Birmingham Royal Ballet’s Shakespeare triple bill
BRB join the Shakespeare 400 celebrations with this mixed programme. Jessica Lang’s new work, Wink, is inspired by the sexual and emotional ambivalence of the sonnets; José Limón’s modern dance classic, The Moor’s Pavane, is a distillation of the themes and characters from Othello; and in Shakespeare Suite, director David Bintley uses Duke Ellington’s titular score to choreograph a surreal jazz dance through the Shakespeare oeuvre.
•22 to 25 June, Birmingham Hippodrome.

LA Dance Project
This Los Angeles-based dance group was founded in 2012 by the choreographer, dancer and soon-to-be ex-director of Paris Opera Ballet, Benjamin Millepied. Since then, the company has developed an impressive repertory, combining classics from the modern dance repertory with new commissions. This brief UK season features two works by Millepied: Gems 3, created in collaboration with the composer Andy Akiho; and Hearts & Arrows, set to the music of Philip Glass. There’s also a new work Harbour by the always excellent Sidi Larbi Cherkaoui.
•24 to 25 June, Sadler’s Wells, London.

Natalia Osipova and guests
The outstanding and unpredictable Russian ballerina has commissioned a programme of new contemporary dance from three, very different choreographers: Sidi Larbi Cherkaoui and Arthur Pita (with whom she collaborated on her previous programme, Solo for Two), and Russell Maliphant, who creates a duet for Osipova and her new on- and off-stage partner, Sergei Polunin.
•29 June to 3 July, Sadler’s Wells, London; 12 to 14 August, Festival theatre, Edinburgh.
Australian Ballet season
The Australian Ballet, a classical company with a 54-year history, have developed a distinctive relationship with tradition, exemplified by the two works in this short London season. Graeme Murphy rewrites Swan Lake as the story of a dysfunctional royal marriage, with parallels to Charles, Diana and Camilla. In Alexei Ratmansky’s Cinderella, the fairytale is a given a witty update to 20th-century Russia.
•13 to 23 July, Coliseum, London.
The Bolshoi Ballet
The great Moscow company return for their regular London season with a mix of familiar classics and some more contemporary repertory. Don Quixote and Swan Lake are inevitably in there, but so is Jean Christophe Maillot’s vivid, playful adaptation of Shakespeare’s Taming of the Shrew, and Alexei Ratmanksy’s reimagining of the old Soviet classic Flames of Paris. Olga Smirnova, Denis Rodkin and Artem Ovcharenko are among the season’s principals.
•25 July to 13 August, Royal Opera House, London.
Scottish Ballet: Edinburgh international festival
The Glasgow-based company have carved out a niche for themselves in Scotland’s premiere festival, and this year present what promises to be a superb double bill of 21st-century works. Crystal Pite’s Emergence is a piece of swarming monumental power set to music by Owen Belton; Angelin Preljocaj describes his work MC 14/22 (Ceci Est Mon Corps) as a hymn to the male body – its capacity for beauty and tenderness, rather than its aggressive force.
• 18 to 20 August, Festival theatre, Edinburgh.

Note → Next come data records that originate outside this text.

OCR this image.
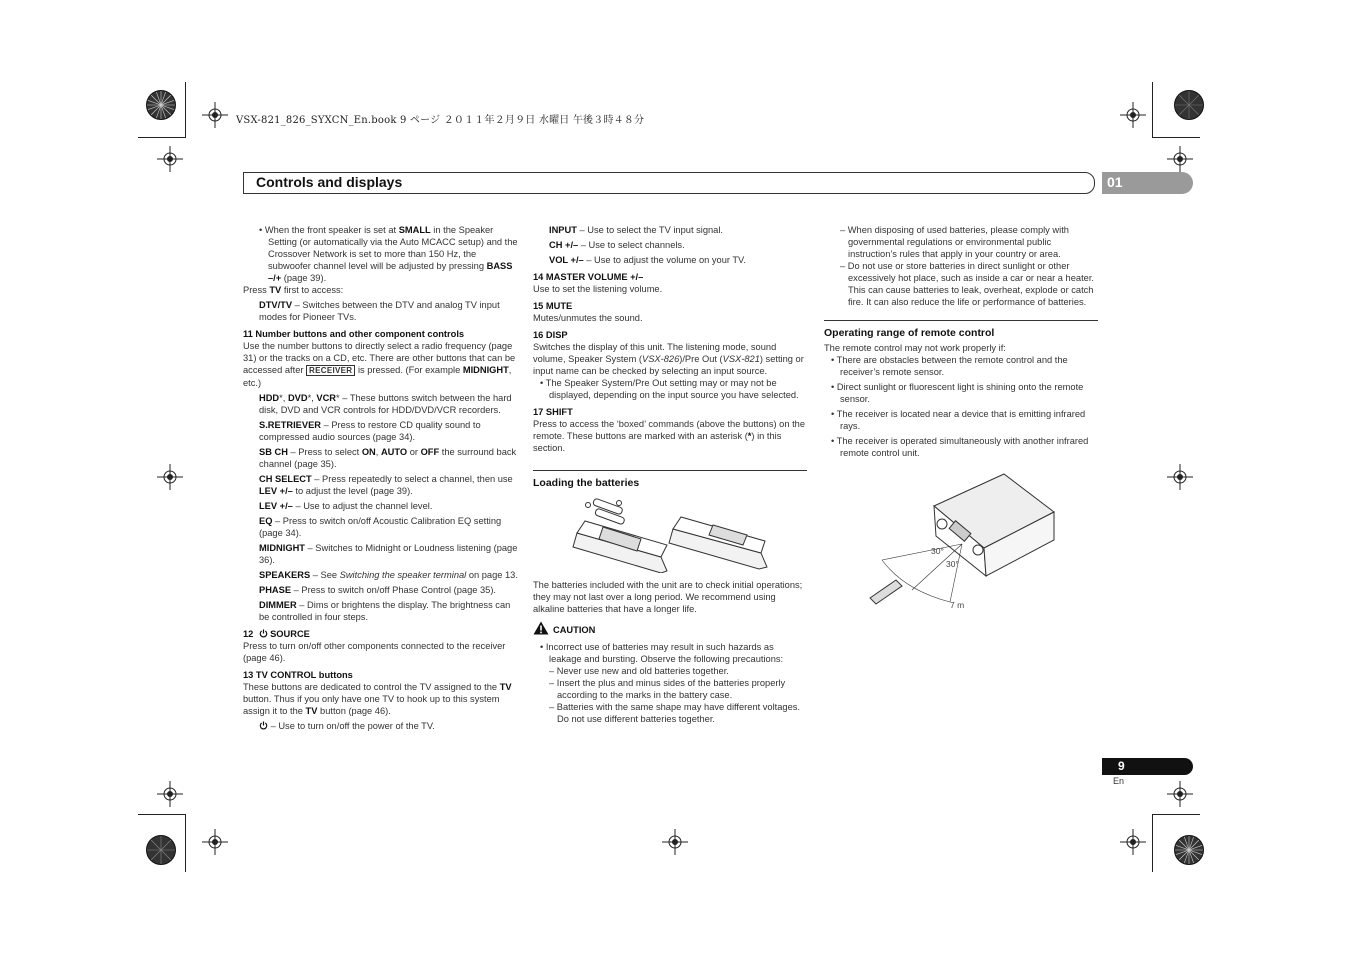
VSX-821_826_SYXCN_En.book 9 ページ ２０１１年２月９日 水曜日 午後３時４８分
Controls and displays	01

• When the front speaker is set at SMALL in the Speaker Setting (or automatically via the Auto MCACC setup) and the Crossover Network is set to more than 150 Hz, the subwoofer channel level will be adjusted by pressing BASS –/+ (page 39).

Press TV first to access:

DTV/TV – Switches between the DTV and analog TV input modes for Pioneer TVs.

11 Number buttons and other component controls

Use the number buttons to directly select a radio frequency (page 31) or the tracks on a CD, etc. There are other buttons that can be accessed after RECEIVER is pressed. (For example MIDNIGHT, etc.)

HDD*, DVD*, VCR* – These buttons switch between the hard disk, DVD and VCR controls for HDD/DVD/VCR recorders.

S.RETRIEVER – Press to restore CD quality sound to compressed audio sources (page 34).

SB CH – Press to select ON, AUTO or OFF the surround back channel (page 35).

CH SELECT – Press repeatedly to select a channel, then use LEV +/– to adjust the level (page 39).

LEV +/– – Use to adjust the channel level.

EQ – Press to switch on/off Acoustic Calibration EQ setting (page 34).

MIDNIGHT – Switches to Midnight or Loudness listening (page 36).

SPEAKERS – See Switching the speaker terminal on page 13.

PHASE – Press to switch on/off Phase Control (page 35).

DIMMER – Dims or brightens the display. The brightness can be controlled in four steps.

12 SOURCE

Press to turn on/off other components connected to the receiver (page 46).

13 TV CONTROL buttons

These buttons are dedicated to control the TV assigned to the TV button. Thus if you only have one TV to hook up to this system assign it to the TV button (page 46).

– Use to turn on/off the power of the TV.

INPUT – Use to select the TV input signal.

CH +/– – Use to select channels.

VOL +/– – Use to adjust the volume on your TV.

14 MASTER VOLUME +/–

Use to set the listening volume.

15 MUTE

Mutes/unmutes the sound.

16 DISP

Switches the display of this unit. The listening mode, sound volume, Speaker System (VSX-826)/Pre Out (VSX-821) setting or input name can be checked by selecting an input source.

• The Speaker System/Pre Out setting may or may not be displayed, depending on the input source you have selected.

17 SHIFT

Press to access the ‘boxed’ commands (above the buttons) on the remote. These buttons are marked with an asterisk (*) in this section.

Loading the batteries

The batteries included with the unit are to check initial operations; they may not last over a long period. We recommend using alkaline batteries that have a longer life.

CAUTION

• Incorrect use of batteries may result in such hazards as leakage and bursting. Observe the following precautions:

– Never use new and old batteries together.

– Insert the plus and minus sides of the batteries properly according to the marks in the battery case.

– Batteries with the same shape may have different voltages. Do not use different batteries together.

– When disposing of used batteries, please comply with governmental regulations or environmental public instruction’s rules that apply in your country or area.

– Do not use or store batteries in direct sunlight or other excessively hot place, such as inside a car or near a heater. This can cause batteries to leak, overheat, explode or catch fire. It can also reduce the life or performance of batteries.

Operating range of remote control

The remote control may not work properly if:

• There are obstacles between the remote control and the receiver’s remote sensor.

• Direct sunlight or fluorescent light is shining onto the remote sensor.

• The receiver is located near a device that is emitting infrared rays.

• The receiver is operated simultaneously with another infrared remote control unit.

30°
30°
7 m
9
En
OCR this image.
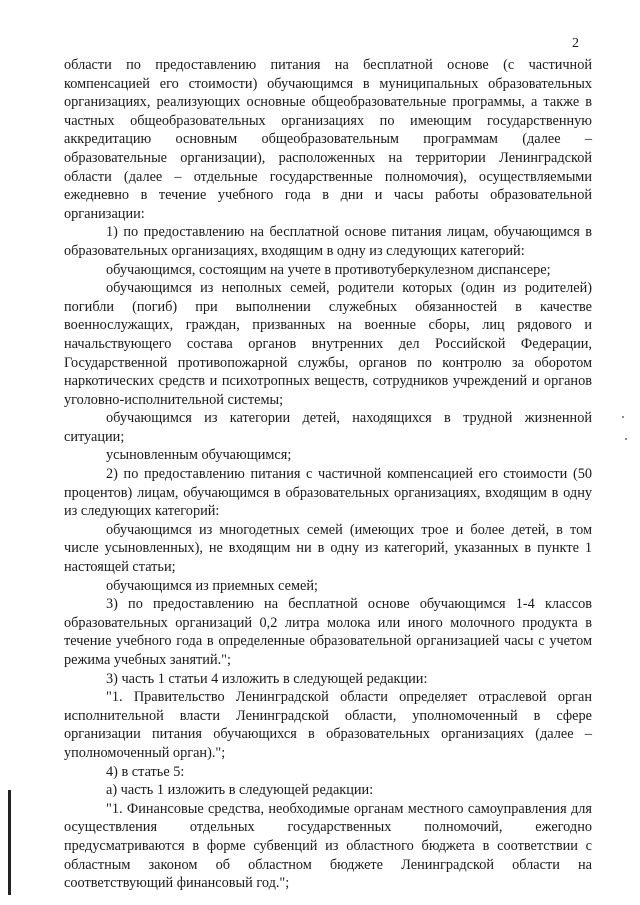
2

области по предоставлению питания на бесплатной основе (с частичной компенсацией его стоимости) обучающимся в муниципальных образовательных организациях, реализующих основные общеобразовательные программы, а также в частных общеобразовательных организациях по имеющим государственную аккредитацию основным общеобразовательным программам (далее – образовательные организации), расположенных на территории Ленинградской области (далее – отдельные государственные полномочия), осуществляемыми ежедневно в течение учебного года в дни и часы работы образовательной организации:

1) по предоставлению на бесплатной основе питания лицам, обучающимся в образовательных организациях, входящим в одну из следующих категорий:

обучающимся, состоящим на учете в противотуберкулезном диспансере;

обучающимся из неполных семей, родители которых (один из родителей) погибли (погиб) при выполнении служебных обязанностей в качестве военнослужащих, граждан, призванных на военные сборы, лиц рядового и начальствующего состава органов внутренних дел Российской Федерации, Государственной противопожарной службы, органов по контролю за оборотом наркотических средств и психотропных веществ, сотрудников учреждений и органов уголовно-исполнительной системы;

обучающимся из категории детей, находящихся в трудной жизненной ситуации;

усыновленным обучающимся;

2) по предоставлению питания с частичной компенсацией его стоимости (50 процентов) лицам, обучающимся в образовательных организациях, входящим в одну из следующих категорий:

обучающимся из многодетных семей (имеющих трое и более детей, в том числе усыновленных), не входящим ни в одну из категорий, указанных в пункте 1 настоящей статьи;

обучающимся из приемных семей;

3) по предоставлению на бесплатной основе обучающимся 1-4 классов образовательных организаций 0,2 литра молока или иного молочного продукта в течение учебного года в определенные образовательной организацией часы с учетом режима учебных занятий.";

3) часть 1 статьи 4 изложить в следующей редакции:

"1. Правительство Ленинградской области определяет отраслевой орган исполнительной власти Ленинградской области, уполномоченный в сфере организации питания обучающихся в образовательных организациях (далее – уполномоченный орган).";

4) в статье 5:

а) часть 1 изложить в следующей редакции:

"1. Финансовые средства, необходимые органам местного самоуправления для осуществления отдельных государственных полномочий, ежегодно предусматриваются в форме субвенций из областного бюджета в соответствии с областным законом об областном бюджете Ленинградской области на соответствующий финансовый год.";
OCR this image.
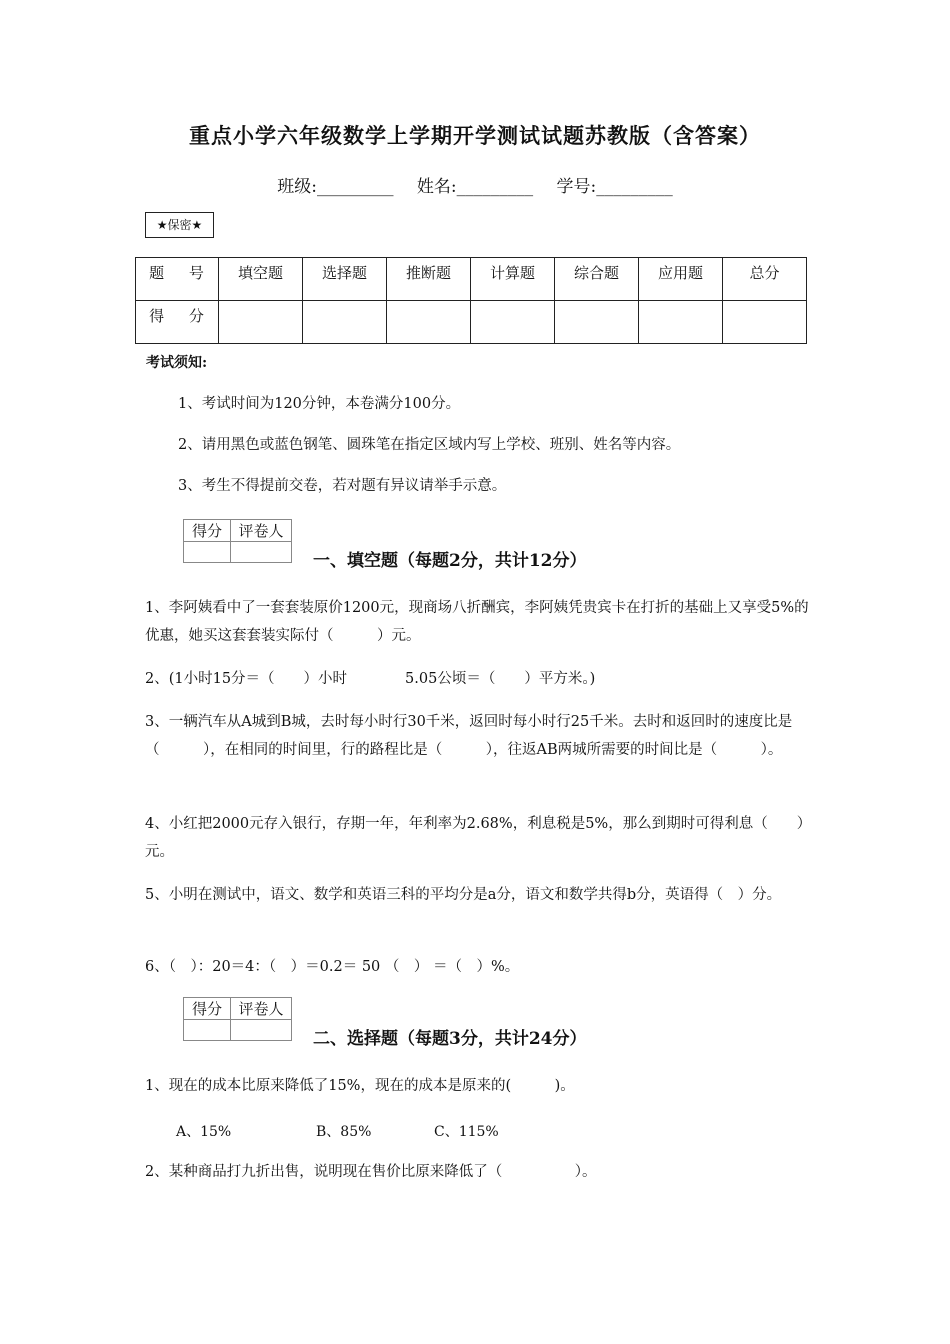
重点小学六年级数学上学期开学测试试题苏教版（含答案）
班级:_________ 姓名:_________ 学号:_________
★保密★
题 号	填空题	选择题	推断题	计算题	综合题	应用题	总分
得 分							
考试须知:
1、考试时间为120分钟，本卷满分100分。
2、请用黑色或蓝色钢笔、圆珠笔在指定区域内写上学校、班别、姓名等内容。
3、考生不得提前交卷，若对题有异议请举手示意。
得分	评卷人

一、填空题（每题2分，共计12分）
1、李阿姨看中了一套套装原价1200元，现商场八折酬宾，李阿姨凭贵宾卡在打折的基础上又享受5%的优惠，她买这套套装实际付（　　　）元。
2、(1小时15分＝（　　）小时　　　　5.05公顷＝（　　）平方米。)
3、一辆汽车从A城到B城，去时每小时行30千米，返回时每小时行25千米。去时和返回时的速度比是（　　　），在相同的时间里，行的路程比是（　　　），往返AB两城所需要的时间比是（　　　）。
4、小红把2000元存入银行，存期一年，年利率为2.68%，利息税是5%，那么到期时可得利息（　　）元。
5、小明在测试中，语文、数学和英语三科的平均分是a分，语文和数学共得b分，英语得（　）分。
6、（　）：20＝4：（　）＝0.2＝ 50 （　） ＝（　）%。
得分	评卷人

二、选择题（每题3分，共计24分）
1、现在的成本比原来降低了15%，现在的成本是原来的(　　　)。
A、15%	B、85%	C、115%
2、某种商品打九折出售，说明现在售价比原来降低了（　　　　　）。
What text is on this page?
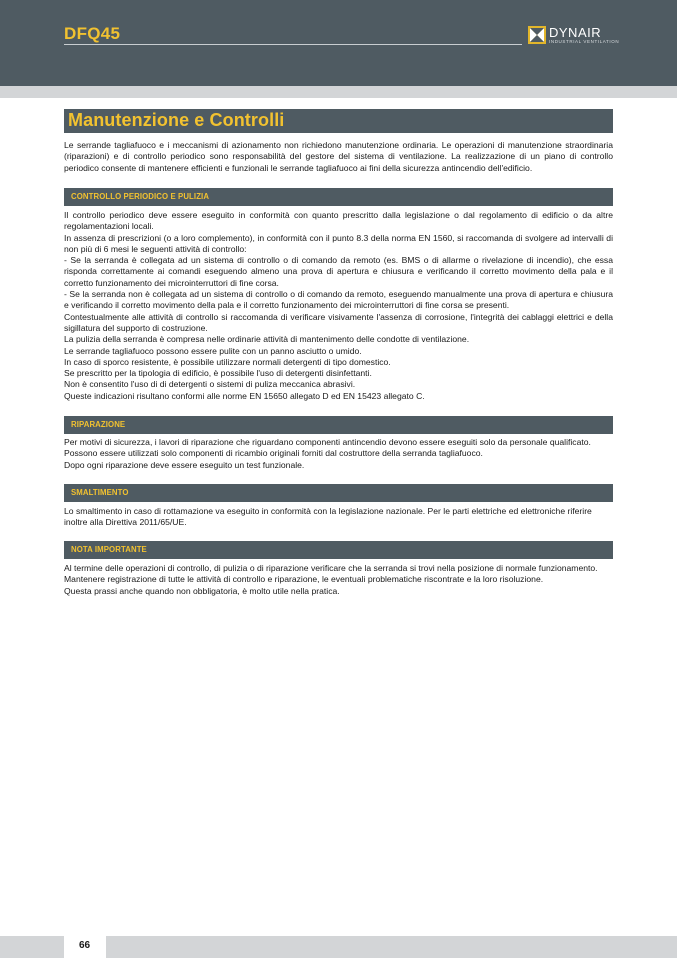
DFQ45	DYNAIR
INDUSTRIAL VENTILATION
Manutenzione e Controlli

Le serrande tagliafuoco e i meccanismi di azionamento non richiedono manutenzione ordinaria. Le operazioni di manutenzione straordinaria (riparazioni) e di controllo periodico sono responsabilità del gestore del sistema di ventilazione. La realizzazione di un piano di controllo periodico consente di mantenere efficienti e funzionali le serrande tagliafuoco ai fini della sicurezza antincendio dell'edificio.

CONTROLLO PERIODICO E PULIZIA

Il controllo periodico deve essere eseguito in conformità con quanto prescritto dalla legislazione o dal regolamento di edificio o da altre regolamentazioni locali.

In assenza di prescrizioni (o a loro complemento), in conformità con il punto 8.3 della norma EN 1560, si raccomanda di svolgere ad intervalli di non più di 6 mesi le seguenti attività di controllo:

- Se la serranda è collegata ad un sistema di controllo o di comando da remoto (es. BMS o di allarme o rivelazione di incendio), che essa risponda correttamente ai comandi eseguendo almeno una prova di apertura e chiusura e verificando il corretto movimento della pala e il corretto funzionamento dei microinterruttori di fine corsa.

- Se la serranda non è collegata ad un sistema di controllo o di comando da remoto, eseguendo manualmente una prova di apertura e chiusura e verificando il corretto movimento della pala e il corretto funzionamento dei microinterruttori di fine corsa se presenti.

Contestualmente alle attività di controllo si raccomanda di verificare visivamente l'assenza di corrosione, l'integrità dei cablaggi elettrici e della sigillatura del supporto di costruzione.

La pulizia della serranda è compresa nelle ordinarie attività di mantenimento delle condotte di ventilazione.

Le serrande tagliafuoco possono essere pulite con un panno asciutto o umido.

In caso di sporco resistente, è possibile utilizzare normali detergenti di tipo domestico.

Se prescritto per la tipologia di edificio, è possibile l'uso di detergenti disinfettanti.

Non è consentito l'uso di di detergenti o sistemi di puliza meccanica abrasivi.

Queste indicazioni risultano conformi alle norme EN 15650 allegato D ed EN 15423 allegato C.

RIPARAZIONE

Per motivi di sicurezza, i lavori di riparazione che riguardano componenti antincendio devono essere eseguiti solo da personale qualificato.

Possono essere utilizzati solo componenti di ricambio originali forniti dal costruttore della serranda tagliafuoco.

Dopo ogni riparazione deve essere eseguito un test funzionale.

SMALTIMENTO

Lo smaltimento in caso di rottamazione va eseguito in conformità con la legislazione nazionale. Per le parti elettriche ed elettroniche riferire inoltre alla Direttiva 2011/65/UE.

NOTA IMPORTANTE

Al termine delle operazioni di controllo, di pulizia o di riparazione verificare che la serranda si trovi nella posizione di normale funzionamento.

Mantenere registrazione di tutte le attività di controllo e riparazione, le eventuali problematiche riscontrate e la loro risoluzione.

Questa prassi anche quando non obbligatoria, è molto utile nella pratica.

66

Jasmin Vardimon Company: Pinocchio
Jasmin Vardimon’s talent for vivid dance theatre turns towards a family audience in her new adaptation of the classic tale by Carlo Collodi. Text, dance and an inventive set promise to dramatise the comedy and strangeness of the story, and explore what it means to be human.
• 27 to 28 August, Gulbenkian theatre, Kent. Then touring.